For the program’s loan segment, the loaned amount can be used for home repair, improvement, and modernization. Meanwhile, for the grant segment, you can only use the money you receive for removing health and safety hazards from your home.
The maximum loanable amount is $20,000. For grants, you can receive as much as $7,500. The loaned amount is payable in 20 years with 1 percent interest. Grants are not payables, but if you sell your house within three years, they become good as loans you will have to repay.
It is also possible to combine the two segments of the program. If you need more than $10,000 for repairs but can only repay a portion of it, the government can issue you with a combination of loan and grant assistance.
Child Care and Development Fund
To avail of this government assistance, you must be low-income and acts as the primary guardian to children no more than 13 years of age. You can also qualify if you look after a young adult older than 13 but younger than 19 who’s not capable of self-care.
Another eligibility requirement is employment. If not employed, you must be enrolled in school or attending a work-related seminar that hinders you from taking care of your children on your own.
Earned Income Tax Credit (EITC)
The intended beneficiaries for the EITC are low to moderate earners. You must be a U.S. citizen or a resident alien with a valid Social Security number to qualify. EITC points are given to taxpayers based on income, filing status, and family size.
If your earned EITC exceeds your owed taxes, you will be eligible for a tax refund. The goal of the program is to allow low-income households to maximize their resources via lowered taxes.
Food Stamp Program
This program is officially called the Supplemental Nutrition Assistance Program (SNAP). SNAP seeks to alleviate hunger among impoverished children. Beneficiaries are given a card called Electronic Benefits Transfer that works pretty much like a debit card. You can swipe it in accredited stores selling food deemed eligible by the government.
State Children’s Health Insurance Program (SCHIP)

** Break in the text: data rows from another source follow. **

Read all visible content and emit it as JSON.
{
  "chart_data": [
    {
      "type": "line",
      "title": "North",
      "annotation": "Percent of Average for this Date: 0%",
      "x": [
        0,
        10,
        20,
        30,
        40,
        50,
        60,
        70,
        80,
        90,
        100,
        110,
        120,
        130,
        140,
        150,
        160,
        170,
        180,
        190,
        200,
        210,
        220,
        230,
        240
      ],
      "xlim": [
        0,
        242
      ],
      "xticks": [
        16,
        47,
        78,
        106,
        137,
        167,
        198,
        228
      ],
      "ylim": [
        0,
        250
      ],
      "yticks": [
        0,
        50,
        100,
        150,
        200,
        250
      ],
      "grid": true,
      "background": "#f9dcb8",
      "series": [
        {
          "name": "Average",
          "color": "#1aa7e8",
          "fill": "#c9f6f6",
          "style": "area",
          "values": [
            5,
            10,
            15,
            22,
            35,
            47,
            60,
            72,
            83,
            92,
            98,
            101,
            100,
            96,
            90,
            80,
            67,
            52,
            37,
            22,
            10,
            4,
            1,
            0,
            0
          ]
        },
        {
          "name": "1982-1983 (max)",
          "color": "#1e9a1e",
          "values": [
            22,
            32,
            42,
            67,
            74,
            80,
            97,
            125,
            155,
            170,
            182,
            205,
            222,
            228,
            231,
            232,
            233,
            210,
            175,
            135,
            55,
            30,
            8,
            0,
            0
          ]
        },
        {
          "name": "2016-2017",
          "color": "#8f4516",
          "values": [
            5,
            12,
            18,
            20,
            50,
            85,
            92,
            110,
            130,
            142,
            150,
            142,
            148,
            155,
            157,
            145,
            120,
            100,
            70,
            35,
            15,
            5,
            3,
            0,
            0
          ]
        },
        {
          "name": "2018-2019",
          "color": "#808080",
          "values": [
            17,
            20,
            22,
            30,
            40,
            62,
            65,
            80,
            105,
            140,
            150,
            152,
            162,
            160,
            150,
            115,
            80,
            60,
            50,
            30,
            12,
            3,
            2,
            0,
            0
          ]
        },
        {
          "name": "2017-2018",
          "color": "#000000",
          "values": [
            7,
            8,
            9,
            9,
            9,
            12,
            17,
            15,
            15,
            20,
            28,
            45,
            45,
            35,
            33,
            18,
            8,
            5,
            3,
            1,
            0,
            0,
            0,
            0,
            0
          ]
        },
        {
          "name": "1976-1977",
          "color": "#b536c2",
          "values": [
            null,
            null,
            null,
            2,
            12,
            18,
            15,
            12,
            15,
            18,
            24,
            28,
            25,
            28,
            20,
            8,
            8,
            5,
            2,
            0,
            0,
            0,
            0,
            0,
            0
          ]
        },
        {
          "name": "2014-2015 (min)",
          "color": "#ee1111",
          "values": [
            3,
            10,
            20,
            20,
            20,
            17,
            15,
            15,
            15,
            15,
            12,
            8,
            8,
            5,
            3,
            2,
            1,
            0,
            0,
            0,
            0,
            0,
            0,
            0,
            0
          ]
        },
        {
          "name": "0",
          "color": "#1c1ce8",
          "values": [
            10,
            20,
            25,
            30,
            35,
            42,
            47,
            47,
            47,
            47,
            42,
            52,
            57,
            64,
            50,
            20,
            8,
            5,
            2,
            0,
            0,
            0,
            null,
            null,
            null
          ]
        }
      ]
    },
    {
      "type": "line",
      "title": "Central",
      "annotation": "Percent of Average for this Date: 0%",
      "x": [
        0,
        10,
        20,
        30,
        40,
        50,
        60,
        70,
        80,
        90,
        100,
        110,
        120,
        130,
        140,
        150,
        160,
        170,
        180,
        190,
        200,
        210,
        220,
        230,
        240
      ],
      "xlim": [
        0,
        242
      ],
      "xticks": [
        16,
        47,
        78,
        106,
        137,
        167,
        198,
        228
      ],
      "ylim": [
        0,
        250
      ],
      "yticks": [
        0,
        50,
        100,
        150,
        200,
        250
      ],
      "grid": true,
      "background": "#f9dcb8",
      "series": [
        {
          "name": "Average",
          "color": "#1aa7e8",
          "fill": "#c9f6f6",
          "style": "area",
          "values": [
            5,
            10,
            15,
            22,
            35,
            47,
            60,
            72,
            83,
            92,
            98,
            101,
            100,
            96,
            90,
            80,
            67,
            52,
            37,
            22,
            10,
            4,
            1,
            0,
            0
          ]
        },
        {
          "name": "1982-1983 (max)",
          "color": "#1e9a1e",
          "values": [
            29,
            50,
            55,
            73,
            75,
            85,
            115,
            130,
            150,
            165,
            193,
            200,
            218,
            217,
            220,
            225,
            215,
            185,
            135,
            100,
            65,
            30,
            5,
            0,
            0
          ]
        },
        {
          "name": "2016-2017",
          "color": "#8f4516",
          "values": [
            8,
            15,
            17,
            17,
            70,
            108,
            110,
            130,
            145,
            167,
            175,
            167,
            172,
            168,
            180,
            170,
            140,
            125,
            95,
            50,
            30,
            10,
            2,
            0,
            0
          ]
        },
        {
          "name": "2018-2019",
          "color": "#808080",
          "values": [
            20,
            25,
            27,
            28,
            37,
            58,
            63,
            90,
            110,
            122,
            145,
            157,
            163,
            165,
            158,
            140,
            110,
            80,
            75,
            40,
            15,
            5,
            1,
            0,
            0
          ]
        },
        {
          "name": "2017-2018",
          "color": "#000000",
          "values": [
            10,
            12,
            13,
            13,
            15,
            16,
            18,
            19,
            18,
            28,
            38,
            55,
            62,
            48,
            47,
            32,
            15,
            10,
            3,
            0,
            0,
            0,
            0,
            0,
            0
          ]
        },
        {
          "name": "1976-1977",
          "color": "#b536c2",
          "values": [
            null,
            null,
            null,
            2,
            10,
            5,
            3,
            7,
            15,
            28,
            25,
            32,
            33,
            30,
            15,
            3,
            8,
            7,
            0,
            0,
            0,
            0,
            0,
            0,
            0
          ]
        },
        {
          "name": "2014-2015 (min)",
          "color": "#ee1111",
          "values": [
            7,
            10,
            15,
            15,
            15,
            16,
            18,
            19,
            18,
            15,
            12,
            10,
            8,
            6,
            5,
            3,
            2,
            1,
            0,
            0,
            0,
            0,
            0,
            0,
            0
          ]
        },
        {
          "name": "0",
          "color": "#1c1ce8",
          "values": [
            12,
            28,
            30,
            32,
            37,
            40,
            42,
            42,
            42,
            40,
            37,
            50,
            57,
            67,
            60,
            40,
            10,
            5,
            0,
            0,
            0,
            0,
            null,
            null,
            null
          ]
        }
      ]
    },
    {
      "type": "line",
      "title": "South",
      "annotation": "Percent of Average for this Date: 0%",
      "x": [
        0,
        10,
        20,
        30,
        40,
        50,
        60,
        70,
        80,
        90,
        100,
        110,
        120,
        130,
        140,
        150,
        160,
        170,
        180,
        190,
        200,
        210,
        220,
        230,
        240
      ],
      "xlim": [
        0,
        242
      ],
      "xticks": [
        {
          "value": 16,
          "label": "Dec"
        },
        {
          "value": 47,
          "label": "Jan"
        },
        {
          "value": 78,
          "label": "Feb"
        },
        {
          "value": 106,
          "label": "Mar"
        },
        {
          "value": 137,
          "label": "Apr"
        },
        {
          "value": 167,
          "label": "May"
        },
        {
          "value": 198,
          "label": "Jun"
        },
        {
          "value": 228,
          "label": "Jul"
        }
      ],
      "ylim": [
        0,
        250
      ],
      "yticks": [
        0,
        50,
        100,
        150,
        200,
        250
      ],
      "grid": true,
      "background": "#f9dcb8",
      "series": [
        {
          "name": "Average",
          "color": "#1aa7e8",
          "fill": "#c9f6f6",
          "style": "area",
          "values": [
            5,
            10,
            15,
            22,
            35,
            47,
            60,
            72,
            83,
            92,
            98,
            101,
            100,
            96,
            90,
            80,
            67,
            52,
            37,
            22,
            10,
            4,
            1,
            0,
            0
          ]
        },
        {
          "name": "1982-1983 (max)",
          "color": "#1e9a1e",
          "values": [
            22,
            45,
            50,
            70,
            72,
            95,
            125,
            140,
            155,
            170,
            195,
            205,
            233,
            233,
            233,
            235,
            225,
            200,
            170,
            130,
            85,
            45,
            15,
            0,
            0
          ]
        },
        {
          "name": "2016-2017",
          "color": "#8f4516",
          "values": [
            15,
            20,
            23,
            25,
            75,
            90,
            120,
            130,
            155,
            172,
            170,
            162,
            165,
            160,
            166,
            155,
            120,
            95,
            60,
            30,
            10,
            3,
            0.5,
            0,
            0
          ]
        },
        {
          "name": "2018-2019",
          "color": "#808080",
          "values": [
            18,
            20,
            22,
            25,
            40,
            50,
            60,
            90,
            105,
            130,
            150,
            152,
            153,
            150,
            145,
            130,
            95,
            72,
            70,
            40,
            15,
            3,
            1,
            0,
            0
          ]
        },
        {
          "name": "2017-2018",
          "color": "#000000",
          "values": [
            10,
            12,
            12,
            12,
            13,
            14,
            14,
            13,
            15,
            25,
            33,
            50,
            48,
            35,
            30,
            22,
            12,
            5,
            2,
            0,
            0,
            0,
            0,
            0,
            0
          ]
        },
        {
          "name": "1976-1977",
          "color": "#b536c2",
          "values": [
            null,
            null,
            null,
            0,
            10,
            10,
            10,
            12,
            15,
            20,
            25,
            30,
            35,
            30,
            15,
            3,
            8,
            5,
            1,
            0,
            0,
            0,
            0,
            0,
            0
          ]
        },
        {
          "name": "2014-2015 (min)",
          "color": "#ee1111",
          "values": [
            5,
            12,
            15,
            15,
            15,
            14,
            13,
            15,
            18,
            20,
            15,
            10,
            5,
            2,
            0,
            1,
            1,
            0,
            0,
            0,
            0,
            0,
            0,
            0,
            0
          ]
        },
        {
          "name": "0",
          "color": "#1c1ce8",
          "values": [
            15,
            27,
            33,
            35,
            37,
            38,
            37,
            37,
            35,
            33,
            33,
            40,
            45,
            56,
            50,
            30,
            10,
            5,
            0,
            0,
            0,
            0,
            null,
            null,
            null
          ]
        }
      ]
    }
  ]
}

This program exists outside of Medicaid. It’s intended beneficiaries are children who do not qualify for Medicaid because they do not meet the poverty threshold but are still incapable of paying for private health coverage. This program’s name depends on the state you live in, so it’s better to contact the relevant agencies for further details.
All children, regardless of background, deserve a dignified life, one where they have the chance to hone their fullest potentials and grow into well-adjusted adults. Unfortunately, the ideal is far from reality. According to UNICEF, one in six children lives in extreme poverty. In total, that’s 356 million impoverished children worldwide.
That is why government intervention is necessary, alongside continued assistance from the private sector. As the adage goes, it takes a village to raise a child. You cannot do it on your own, especially if you’re struggling financially due to systemic failure.